Then Danny explained what he had done to the Sutahites.

Wad looked at Danny and shook his head. “You still don't have any gates.”

“I said it was
like
eating gates,” said Danny. “That doesn't turn them into gates.”

“I can't see anything like that,” said Wad.

“You couldn't see Set himself, either,” said Danny.

“And you can.”

“More easily and clearly now that he's inside Hermia,” said Danny.

“Not shaped like a man. More like a flyspeck.”

“Less than a flyspeck. A geometric point. No dimension to him. Just location, persistence across time, the ability to move.”

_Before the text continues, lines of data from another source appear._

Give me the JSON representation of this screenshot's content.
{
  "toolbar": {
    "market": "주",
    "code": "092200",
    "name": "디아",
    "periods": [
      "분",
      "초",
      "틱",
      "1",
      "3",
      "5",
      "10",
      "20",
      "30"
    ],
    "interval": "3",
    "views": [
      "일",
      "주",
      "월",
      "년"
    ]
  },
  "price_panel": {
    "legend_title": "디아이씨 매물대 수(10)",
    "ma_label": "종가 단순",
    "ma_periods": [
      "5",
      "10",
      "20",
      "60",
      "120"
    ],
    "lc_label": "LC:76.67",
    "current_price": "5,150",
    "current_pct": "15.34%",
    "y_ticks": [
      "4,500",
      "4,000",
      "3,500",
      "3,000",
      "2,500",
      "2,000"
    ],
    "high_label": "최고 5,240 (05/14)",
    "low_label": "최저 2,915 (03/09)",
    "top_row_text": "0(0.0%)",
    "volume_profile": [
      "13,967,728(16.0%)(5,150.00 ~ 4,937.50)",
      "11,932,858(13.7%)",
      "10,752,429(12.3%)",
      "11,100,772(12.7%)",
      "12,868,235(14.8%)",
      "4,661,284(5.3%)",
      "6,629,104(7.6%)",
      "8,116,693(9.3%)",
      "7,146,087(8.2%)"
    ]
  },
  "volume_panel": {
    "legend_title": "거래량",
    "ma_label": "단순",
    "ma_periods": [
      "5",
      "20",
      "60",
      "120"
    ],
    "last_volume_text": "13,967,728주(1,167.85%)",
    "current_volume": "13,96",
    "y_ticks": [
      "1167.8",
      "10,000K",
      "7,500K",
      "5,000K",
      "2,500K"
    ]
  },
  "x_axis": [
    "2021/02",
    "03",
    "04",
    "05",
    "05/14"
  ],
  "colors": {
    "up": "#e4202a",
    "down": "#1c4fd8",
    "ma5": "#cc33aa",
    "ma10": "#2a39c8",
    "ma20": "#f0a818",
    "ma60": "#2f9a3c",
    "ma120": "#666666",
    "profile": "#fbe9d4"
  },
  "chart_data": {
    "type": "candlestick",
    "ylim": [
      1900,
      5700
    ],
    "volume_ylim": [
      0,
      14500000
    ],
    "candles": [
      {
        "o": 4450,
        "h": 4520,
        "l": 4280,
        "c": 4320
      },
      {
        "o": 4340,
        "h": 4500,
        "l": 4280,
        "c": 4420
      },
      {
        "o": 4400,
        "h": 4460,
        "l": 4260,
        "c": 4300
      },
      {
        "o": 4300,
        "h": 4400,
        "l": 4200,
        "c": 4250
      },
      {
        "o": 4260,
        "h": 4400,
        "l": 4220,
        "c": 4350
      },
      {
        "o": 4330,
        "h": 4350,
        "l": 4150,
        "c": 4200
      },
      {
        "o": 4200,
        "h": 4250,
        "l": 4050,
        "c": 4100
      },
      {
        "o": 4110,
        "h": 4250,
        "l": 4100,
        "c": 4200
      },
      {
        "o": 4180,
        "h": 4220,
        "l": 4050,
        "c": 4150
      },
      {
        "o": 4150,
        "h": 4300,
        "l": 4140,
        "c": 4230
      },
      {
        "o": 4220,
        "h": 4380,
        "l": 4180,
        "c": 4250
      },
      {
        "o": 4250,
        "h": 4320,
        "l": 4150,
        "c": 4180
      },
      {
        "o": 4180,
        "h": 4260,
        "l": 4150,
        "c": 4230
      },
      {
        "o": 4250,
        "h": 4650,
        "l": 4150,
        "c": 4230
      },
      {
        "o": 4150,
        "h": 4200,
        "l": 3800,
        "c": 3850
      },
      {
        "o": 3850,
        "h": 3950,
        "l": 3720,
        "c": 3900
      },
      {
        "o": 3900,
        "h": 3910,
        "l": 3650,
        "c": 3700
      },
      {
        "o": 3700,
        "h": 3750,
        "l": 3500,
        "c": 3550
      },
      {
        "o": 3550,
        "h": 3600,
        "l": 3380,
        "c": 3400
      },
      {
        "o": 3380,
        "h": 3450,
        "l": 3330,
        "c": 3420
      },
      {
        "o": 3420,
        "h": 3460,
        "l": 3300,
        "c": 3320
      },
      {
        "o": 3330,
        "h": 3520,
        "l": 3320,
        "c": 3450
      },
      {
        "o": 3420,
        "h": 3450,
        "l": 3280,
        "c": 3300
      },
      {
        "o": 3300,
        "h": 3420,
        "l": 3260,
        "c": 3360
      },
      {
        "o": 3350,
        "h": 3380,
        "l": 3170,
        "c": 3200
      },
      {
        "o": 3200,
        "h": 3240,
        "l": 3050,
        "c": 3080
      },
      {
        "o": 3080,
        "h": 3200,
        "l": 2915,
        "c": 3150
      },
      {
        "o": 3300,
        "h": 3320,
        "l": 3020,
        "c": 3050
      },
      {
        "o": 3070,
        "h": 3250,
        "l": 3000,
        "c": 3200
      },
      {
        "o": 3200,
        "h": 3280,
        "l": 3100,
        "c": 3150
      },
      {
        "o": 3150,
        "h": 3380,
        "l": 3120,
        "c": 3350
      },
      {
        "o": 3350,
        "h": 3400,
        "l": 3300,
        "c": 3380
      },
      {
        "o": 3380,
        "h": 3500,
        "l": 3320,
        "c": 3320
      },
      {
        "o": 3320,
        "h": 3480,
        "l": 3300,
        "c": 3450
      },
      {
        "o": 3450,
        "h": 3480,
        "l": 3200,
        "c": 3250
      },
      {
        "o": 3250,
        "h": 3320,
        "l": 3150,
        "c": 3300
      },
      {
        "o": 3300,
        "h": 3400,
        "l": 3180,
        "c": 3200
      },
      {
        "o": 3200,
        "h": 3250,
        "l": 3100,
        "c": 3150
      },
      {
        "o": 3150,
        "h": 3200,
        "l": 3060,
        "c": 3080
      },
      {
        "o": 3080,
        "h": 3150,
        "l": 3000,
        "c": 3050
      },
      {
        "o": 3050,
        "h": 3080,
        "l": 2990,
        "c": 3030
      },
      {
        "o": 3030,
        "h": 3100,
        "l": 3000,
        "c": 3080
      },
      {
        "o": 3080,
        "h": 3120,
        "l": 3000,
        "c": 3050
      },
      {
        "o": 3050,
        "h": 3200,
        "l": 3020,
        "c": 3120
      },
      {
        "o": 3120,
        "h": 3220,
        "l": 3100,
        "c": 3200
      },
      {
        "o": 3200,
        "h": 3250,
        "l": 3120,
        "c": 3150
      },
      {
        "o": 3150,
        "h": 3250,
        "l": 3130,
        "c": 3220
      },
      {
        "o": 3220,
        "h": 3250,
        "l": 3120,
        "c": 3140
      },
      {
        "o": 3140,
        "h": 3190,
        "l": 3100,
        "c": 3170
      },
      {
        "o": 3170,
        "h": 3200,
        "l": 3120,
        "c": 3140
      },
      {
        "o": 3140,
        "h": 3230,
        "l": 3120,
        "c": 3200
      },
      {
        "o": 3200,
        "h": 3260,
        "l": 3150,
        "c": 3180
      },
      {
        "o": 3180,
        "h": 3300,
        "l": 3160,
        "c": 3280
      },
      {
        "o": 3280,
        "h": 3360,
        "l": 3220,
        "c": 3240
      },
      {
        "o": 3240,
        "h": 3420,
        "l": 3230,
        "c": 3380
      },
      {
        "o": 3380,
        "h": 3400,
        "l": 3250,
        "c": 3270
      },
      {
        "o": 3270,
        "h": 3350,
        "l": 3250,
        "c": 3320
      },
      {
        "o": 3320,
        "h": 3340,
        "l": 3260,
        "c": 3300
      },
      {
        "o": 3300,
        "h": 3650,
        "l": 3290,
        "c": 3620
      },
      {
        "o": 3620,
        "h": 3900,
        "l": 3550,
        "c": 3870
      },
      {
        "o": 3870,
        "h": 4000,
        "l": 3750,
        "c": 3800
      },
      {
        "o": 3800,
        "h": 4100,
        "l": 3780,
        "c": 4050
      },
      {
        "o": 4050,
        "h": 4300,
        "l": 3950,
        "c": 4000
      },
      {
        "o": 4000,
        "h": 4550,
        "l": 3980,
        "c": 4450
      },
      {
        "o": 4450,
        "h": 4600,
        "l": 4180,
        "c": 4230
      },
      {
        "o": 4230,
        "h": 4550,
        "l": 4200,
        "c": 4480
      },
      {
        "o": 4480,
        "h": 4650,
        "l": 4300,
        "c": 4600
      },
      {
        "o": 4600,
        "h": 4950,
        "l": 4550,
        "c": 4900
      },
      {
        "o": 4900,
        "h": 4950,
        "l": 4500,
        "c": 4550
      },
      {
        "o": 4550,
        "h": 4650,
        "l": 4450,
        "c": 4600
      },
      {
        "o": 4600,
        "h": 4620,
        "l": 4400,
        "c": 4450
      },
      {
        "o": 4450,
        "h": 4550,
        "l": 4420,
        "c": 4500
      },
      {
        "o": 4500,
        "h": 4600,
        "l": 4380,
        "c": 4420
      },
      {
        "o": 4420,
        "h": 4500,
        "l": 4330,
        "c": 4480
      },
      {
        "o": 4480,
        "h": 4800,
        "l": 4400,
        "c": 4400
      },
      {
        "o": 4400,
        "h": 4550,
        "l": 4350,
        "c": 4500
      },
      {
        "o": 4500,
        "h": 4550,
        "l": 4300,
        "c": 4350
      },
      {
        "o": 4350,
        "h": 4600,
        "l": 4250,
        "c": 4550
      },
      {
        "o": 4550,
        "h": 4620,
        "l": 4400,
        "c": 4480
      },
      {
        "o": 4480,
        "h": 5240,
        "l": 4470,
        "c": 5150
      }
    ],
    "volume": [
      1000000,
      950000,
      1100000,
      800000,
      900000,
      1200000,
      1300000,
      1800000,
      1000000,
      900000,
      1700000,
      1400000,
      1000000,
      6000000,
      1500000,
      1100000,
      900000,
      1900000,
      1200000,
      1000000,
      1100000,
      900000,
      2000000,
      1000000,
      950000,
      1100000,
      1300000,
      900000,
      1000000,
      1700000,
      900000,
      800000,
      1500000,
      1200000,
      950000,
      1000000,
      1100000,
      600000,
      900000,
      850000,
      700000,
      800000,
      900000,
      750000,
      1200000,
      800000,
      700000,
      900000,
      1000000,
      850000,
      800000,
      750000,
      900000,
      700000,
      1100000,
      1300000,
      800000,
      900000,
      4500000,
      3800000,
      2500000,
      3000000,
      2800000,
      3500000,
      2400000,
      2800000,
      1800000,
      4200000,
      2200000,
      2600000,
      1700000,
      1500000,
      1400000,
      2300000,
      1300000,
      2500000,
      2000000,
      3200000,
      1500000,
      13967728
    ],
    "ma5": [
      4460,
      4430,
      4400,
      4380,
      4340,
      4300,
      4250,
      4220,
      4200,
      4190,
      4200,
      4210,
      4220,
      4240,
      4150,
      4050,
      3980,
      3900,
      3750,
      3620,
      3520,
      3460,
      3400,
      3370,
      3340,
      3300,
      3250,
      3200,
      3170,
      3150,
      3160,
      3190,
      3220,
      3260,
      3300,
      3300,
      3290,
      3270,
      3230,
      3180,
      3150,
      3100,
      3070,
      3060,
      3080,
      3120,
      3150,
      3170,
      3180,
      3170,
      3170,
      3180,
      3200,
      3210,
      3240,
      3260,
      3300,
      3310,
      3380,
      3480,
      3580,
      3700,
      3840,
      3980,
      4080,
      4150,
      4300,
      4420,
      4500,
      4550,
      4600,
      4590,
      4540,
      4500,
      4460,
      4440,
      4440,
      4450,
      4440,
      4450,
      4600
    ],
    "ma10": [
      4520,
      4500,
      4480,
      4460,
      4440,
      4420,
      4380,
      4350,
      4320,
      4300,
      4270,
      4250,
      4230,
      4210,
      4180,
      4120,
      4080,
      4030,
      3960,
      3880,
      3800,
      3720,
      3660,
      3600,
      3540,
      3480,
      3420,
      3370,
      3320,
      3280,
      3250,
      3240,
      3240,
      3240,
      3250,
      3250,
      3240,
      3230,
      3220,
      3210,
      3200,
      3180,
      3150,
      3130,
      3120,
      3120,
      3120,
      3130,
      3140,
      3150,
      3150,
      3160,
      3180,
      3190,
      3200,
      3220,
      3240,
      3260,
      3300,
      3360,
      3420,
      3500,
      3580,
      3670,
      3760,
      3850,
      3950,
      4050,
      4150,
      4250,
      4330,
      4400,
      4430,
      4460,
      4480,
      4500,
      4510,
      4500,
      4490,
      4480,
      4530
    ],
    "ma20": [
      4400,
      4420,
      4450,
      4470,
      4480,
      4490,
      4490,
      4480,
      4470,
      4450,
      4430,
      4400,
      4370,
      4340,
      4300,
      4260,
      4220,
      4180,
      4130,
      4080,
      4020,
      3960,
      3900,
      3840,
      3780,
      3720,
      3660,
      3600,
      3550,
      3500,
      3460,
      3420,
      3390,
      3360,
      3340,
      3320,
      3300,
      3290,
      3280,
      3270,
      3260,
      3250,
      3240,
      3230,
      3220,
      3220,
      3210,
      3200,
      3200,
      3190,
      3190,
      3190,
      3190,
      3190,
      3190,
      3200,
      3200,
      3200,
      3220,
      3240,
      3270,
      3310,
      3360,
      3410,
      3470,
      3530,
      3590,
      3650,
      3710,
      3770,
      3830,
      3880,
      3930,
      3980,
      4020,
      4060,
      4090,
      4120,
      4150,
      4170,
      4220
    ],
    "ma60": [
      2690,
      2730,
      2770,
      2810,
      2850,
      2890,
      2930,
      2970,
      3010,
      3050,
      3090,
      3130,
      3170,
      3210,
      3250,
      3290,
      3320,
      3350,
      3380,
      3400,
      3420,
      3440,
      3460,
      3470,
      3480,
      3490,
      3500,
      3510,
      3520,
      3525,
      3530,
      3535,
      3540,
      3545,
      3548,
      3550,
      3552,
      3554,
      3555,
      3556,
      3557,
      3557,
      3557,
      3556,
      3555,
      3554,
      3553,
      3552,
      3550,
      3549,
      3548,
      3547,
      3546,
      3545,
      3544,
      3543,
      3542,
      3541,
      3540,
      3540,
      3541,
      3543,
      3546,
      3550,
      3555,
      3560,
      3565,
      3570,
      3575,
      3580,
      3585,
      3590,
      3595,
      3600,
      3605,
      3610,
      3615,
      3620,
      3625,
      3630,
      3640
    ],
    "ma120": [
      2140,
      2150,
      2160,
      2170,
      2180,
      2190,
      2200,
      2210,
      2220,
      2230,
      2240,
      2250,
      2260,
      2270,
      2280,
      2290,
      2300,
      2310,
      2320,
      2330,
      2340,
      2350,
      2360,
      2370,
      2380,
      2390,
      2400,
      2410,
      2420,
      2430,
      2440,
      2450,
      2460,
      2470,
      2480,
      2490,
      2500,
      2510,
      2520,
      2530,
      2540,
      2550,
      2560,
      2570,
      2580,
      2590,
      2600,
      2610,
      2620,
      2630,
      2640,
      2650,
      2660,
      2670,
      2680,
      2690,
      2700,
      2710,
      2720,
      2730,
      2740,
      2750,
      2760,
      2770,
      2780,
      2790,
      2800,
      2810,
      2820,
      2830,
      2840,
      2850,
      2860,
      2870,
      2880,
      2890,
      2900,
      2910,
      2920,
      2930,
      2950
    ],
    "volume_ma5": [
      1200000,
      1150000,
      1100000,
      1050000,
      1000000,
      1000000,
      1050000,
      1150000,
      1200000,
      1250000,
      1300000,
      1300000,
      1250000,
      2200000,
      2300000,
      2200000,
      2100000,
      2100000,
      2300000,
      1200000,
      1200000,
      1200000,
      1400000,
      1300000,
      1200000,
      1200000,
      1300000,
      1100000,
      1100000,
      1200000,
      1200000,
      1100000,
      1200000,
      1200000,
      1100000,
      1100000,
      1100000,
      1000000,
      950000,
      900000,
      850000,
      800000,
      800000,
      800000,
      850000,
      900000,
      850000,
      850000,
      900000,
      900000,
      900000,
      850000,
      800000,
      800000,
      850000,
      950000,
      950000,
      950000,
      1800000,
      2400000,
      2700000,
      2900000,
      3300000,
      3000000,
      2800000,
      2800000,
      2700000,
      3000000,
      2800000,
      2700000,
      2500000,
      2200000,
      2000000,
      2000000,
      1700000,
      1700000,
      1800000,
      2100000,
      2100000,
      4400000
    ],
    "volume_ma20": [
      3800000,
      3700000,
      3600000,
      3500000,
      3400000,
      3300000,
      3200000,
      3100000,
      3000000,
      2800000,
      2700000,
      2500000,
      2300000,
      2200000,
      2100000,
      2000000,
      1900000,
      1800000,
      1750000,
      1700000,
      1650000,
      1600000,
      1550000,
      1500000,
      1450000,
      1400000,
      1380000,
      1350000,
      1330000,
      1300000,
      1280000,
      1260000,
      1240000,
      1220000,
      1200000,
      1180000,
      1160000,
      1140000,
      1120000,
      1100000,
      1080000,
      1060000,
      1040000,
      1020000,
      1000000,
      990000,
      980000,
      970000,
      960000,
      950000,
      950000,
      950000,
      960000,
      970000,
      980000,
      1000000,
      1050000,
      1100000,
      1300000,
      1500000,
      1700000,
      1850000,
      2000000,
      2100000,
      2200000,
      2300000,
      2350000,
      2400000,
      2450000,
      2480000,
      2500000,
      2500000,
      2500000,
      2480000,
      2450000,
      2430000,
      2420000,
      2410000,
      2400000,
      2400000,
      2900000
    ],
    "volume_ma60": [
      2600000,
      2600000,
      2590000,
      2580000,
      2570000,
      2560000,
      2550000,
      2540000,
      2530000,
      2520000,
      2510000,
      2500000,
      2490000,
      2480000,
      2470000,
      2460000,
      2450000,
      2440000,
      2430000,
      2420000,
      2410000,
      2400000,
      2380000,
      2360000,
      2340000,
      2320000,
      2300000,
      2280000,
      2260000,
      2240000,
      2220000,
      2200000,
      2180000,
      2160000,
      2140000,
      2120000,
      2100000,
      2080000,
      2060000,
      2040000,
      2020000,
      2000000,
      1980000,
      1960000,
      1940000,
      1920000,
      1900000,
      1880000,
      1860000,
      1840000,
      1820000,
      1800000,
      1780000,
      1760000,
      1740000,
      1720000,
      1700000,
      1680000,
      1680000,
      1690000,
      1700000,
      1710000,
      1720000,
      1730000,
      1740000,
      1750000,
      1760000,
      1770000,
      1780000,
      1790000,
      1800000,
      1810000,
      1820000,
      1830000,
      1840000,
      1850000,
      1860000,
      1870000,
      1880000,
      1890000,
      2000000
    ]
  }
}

Wad watched as Danny got a momentary faraway look.

“He's never been human, so it's hard to evaluate his character. But he seems to be a creature of pure ambition. Fearless and strong, without a scrap of empathy.”

“Sounds like a gatemage,” said Wad ruefully.

“But we're funny,” said Danny.

“Not very,” said Wad. “Not lately.”

“I think Hermia poses less danger than she would have, before I took the Sutahites.”

“How long will you live?” asked Wad. The boy was still so young; he didn't think things through.

“Oh,” said Danny. “Of course. When I die, the Sutahites will be released. So even if Set doesn't have them now, he will.”

“And don't imagine that it will help if you climb inside a tree,” said Wad. “That only postpones the day.”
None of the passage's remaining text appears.